KBR, Inc. used its form confidentiality statement during its internal investigations, when investigators would, as a matter of course, request that each employee-witness sign the confidentiality form at the start of an interview. The form confidentiality language stated in part: “I am prohibited from discussing any particulars regarding this interview and the subject matter discussed during the interview, without the prior authorization of the Law Department” (emphasis added). Notably, the SEC recognized in its enforcement action that it was unaware of any instances in which a KBR employee was actually prevented from communicating with the SEC about a possible securities law violation. Moreover, the SEC readily conceded that it was not aware of any instances in which KBR took any action to enforce the form confidentiality statement or otherwise prevent an employee from communicating with the SEC. Rather, the SEC took the position that it need not demonstrate that KBR actually inhibited, or attempted to inhibit, a particular whistleblower complaint, because the language requiring internal company approval conflicted with Dodd-Frank’s expansive whistleblower protections.

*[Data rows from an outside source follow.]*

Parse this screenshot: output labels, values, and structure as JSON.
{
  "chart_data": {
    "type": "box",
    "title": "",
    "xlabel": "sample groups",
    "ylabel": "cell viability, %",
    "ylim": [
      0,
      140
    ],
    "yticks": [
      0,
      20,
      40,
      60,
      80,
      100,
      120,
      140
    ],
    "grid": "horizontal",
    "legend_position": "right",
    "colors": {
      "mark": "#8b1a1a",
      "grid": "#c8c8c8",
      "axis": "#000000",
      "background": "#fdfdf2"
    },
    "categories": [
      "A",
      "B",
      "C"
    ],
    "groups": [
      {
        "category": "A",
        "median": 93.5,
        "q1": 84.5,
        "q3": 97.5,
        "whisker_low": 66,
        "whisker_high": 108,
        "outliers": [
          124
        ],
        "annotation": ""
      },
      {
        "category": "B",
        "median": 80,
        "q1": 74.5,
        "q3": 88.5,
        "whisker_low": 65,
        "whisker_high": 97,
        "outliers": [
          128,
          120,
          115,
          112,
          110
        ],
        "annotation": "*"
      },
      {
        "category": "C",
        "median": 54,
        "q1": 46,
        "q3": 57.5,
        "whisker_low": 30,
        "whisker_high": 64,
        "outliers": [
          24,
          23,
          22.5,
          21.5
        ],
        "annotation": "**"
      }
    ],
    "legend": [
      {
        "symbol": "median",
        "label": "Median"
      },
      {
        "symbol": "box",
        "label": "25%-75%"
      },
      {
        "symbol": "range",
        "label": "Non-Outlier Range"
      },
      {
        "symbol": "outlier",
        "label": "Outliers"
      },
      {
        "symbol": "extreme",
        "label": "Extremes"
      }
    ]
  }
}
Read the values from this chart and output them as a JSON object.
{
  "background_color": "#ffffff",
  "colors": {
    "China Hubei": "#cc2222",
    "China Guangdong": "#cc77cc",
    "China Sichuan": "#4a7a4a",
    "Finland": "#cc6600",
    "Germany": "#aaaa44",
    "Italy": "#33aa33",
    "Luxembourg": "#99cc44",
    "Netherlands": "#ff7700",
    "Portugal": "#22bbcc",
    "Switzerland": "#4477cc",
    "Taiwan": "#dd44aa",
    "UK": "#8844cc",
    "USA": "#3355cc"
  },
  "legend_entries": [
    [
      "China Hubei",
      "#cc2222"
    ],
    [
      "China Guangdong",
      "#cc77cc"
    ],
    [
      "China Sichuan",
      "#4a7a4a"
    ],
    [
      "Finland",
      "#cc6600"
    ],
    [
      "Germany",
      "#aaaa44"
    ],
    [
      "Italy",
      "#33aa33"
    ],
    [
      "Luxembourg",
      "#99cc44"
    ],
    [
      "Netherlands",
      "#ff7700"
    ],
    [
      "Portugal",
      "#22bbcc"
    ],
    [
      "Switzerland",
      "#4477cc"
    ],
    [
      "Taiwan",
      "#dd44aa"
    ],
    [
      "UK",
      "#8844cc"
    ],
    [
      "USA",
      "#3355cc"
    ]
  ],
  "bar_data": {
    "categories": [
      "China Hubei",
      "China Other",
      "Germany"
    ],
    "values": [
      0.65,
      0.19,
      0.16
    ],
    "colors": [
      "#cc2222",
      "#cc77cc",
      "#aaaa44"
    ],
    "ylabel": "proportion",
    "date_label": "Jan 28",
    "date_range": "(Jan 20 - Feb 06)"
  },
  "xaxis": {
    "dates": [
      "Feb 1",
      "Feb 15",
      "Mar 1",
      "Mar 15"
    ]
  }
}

As part of its agreement to resolve the enforcement action, KBR agreed to several remedies, including amending its form confidentiality statement with clarifying language noting that the statement (1) does not prohibit the employee from reporting possible violations of law or regulation to government agencies or law enforcement, and (2) that is it not necessary for the employee to receive permission or give notice to the company before making a whistleblower report or disclosure. This recent action signals the SEC’s aggressive approach to enforcing Dodd-Frank’s whistleblower protections. In this case, KBR was not alleged to have taken specific action to interfere with any specific whistleblower; instead, the SEC based its action on the potential chilling effect of the language in the company’s confidentiality form alone. For that reason, this case demonstrates that companies must take great care in drafting and reviewing form confidentiality agreements in the context of the SEC’s expansive and aggressive approach to safeguarding Dodd-Frank’s whistleblower protections.